Pheromones, although not always directly related to the vectoring component of the life cycle, represent a potentially potent means of vector detection through the deployment of pheromone baits in trapping systems. Such monitoring systems are typically highly species specific. Culex quinquefasciatus females utilise an oviposition pheromone, (5R,6S)-6-acetoxy-5-hexadecanolide, which is released from egg rafts laid on the water surface.33 Field trials in several countries and in areas where the pathogen is prevalent have demonstrated the efficacy of the synthetic pheromone in the field,32, 42, 44 particularly when used in conjunction with site-derived oviposition cues found in grass infusions or soakage pit water, such as 3-methylindole (skatole).32, 42, 101, 102 This could be deployed effectively to monitor Culex spp. mosquito populations or even to control them if used in conjunction with environmentally benign larvicides, such as the insect growth regulator pyriproxyfen or larvae-specific pathogens, such as the fungus Lagenidium gigantuem Couch.103 In spite of the demonstrated value of this pheromone in the trapping systems described above, it has not yet been exploited to a great extent in monitoring or control systems. However, the recent spread of West Nile virus by Culex species mosquitoes in the developed world means that there is renewed interest in this pheromone, which is now commercially available for trapping systems.

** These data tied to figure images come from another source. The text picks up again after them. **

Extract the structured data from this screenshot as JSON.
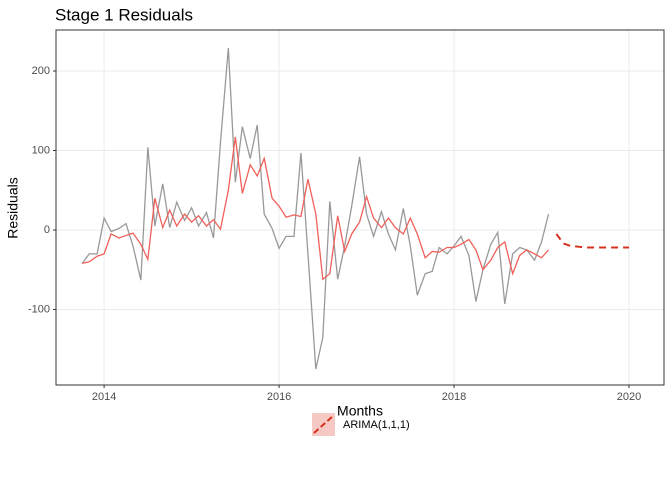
{
  "chart_data": {
    "type": "line",
    "title": "Stage 1 Residuals",
    "x_label": "Months",
    "y_label": "Residuals",
    "x": [
      2013.75,
      2013.83,
      2013.92,
      2014.0,
      2014.08,
      2014.17,
      2014.25,
      2014.33,
      2014.42,
      2014.5,
      2014.58,
      2014.67,
      2014.75,
      2014.83,
      2014.92,
      2015.0,
      2015.08,
      2015.17,
      2015.25,
      2015.33,
      2015.42,
      2015.5,
      2015.58,
      2015.67,
      2015.75,
      2015.83,
      2015.92,
      2016.0,
      2016.08,
      2016.17,
      2016.25,
      2016.33,
      2016.42,
      2016.5,
      2016.58,
      2016.67,
      2016.75,
      2016.83,
      2016.92,
      2017.0,
      2017.08,
      2017.17,
      2017.25,
      2017.33,
      2017.42,
      2017.5,
      2017.58,
      2017.67,
      2017.75,
      2017.83,
      2017.92,
      2018.0,
      2018.08,
      2018.17,
      2018.25,
      2018.33,
      2018.42,
      2018.5,
      2018.58,
      2018.67,
      2018.75,
      2018.83,
      2018.92,
      2019.0,
      2019.08
    ],
    "series": [
      {
        "color": "#999999",
        "values": [
          -42,
          -30,
          -30,
          15,
          -2,
          2,
          8,
          -20,
          -63,
          104,
          5,
          58,
          3,
          35,
          12,
          28,
          5,
          22,
          -10,
          110,
          229,
          60,
          130,
          90,
          132,
          20,
          2,
          -23,
          -8,
          -8,
          97,
          -30,
          -175,
          -135,
          36,
          -62,
          -20,
          30,
          92,
          20,
          -8,
          23,
          -5,
          -25,
          27,
          -20,
          -82,
          -55,
          -52,
          -22,
          -30,
          -20,
          -8,
          -32,
          -90,
          -50,
          -18,
          -3,
          -93,
          -30,
          -22,
          -25,
          -38,
          -15,
          20
        ]
      },
      {
        "color": "#f0605a",
        "values": [
          -42,
          -40,
          -33,
          -30,
          -5,
          -10,
          -7,
          -4,
          -18,
          -37,
          40,
          3,
          25,
          5,
          20,
          10,
          18,
          5,
          13,
          1,
          50,
          117,
          46,
          82,
          68,
          90,
          40,
          30,
          16,
          19,
          17,
          64,
          20,
          -62,
          -55,
          18,
          -27,
          -5,
          10,
          42,
          15,
          3,
          15,
          3,
          -5,
          15,
          -5,
          -35,
          -27,
          -28,
          -22,
          -22,
          -18,
          -12,
          -25,
          -50,
          -38,
          -22,
          -15,
          -55,
          -32,
          -25,
          -30,
          -35,
          -25
        ]
      }
    ],
    "forecast": {
      "name": "ARIMA(1,1,1)",
      "color": "#d7301f",
      "x": [
        2019.17,
        2019.25,
        2019.33,
        2019.42,
        2019.5,
        2019.58,
        2019.67,
        2019.75,
        2019.83,
        2019.92,
        2020.0
      ],
      "values": [
        -5,
        -17,
        -20,
        -21,
        -22,
        -22,
        -22,
        -22,
        -22,
        -22,
        -22
      ]
    },
    "xlim": [
      2013.45,
      2020.4
    ],
    "ylim": [
      -195,
      251.6
    ],
    "xticks": [
      2014,
      2016,
      2018,
      2020
    ],
    "yticks": [
      -100,
      0,
      100,
      200
    ],
    "grid": true
  }
}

Sex pheromones produced by male sandflies of the Lutzomyia longipalpis (Lutz & Neiva) species complex are novel homosesquiterpenes characterised as 3-methyl-α-himachalene (L. longipalpis from State of Bahia, Brazil) and (S)-9-methylgermacrene-B (L. longipalpis from State of Minas Gerais, Brazil),88, 104–106 or a diterpene (L. longipalpis from State of Ceará, Brazil). The compounds act as sex pheromones to attract females and maintain species isolation.88 More recently, (1S,3S,7R)-3-methyl-α-himachalene was shown also to cause male aggregation.107 An oviposition pheromone has also been identified for L. longipalpis as dodecanoic acid.108 These pheromones are not currently used in the control of sandfly populations but show potential. A female-produced sex pheromone has also been identified for the farmyard midge, Culicoides nubeculosus (Meigen), as n-heptadecane.25 For the face fly, Musca autumnalis Deg., and the stable fly, S. calcitrans, sex pheromone components are straight-chain monoalkenes and mono- and dimethyl branched alkanes.109 Contact sex pheromones have been reported for the tsetse fly Glossina tachinoides Westwood as comprising long-chain dimethylalkanes,110 and for G. austeni Newstead 13,17-dimethylpentatriacont-1-ene is highly stimulatory to males. For the screwworm, Cochliomyia hominivorax Coq., a contact sex pheromone has been postulated but not identified.111
Some biting flies, including mosquitoes, blackflies and Culicoides midges, are believed to produce a pheromone while feeding on a host, although the semiochemicals involved have not yet been identified. These compounds are believed to be aggregation or ‘invitation’ pheromones that may attract conspecifics during feeding.112–114
Pheromones are an excellent resource as baits in trapping systems that target specific species. However, with the exception of the sandfly pheromone, sex pheromones often trap only males, the sex that usually does not bite. While this can give an indication of species populations as a whole, oviposition pheromones and host-derived kairomones have greater potential for monitoring and controlling the female vectors.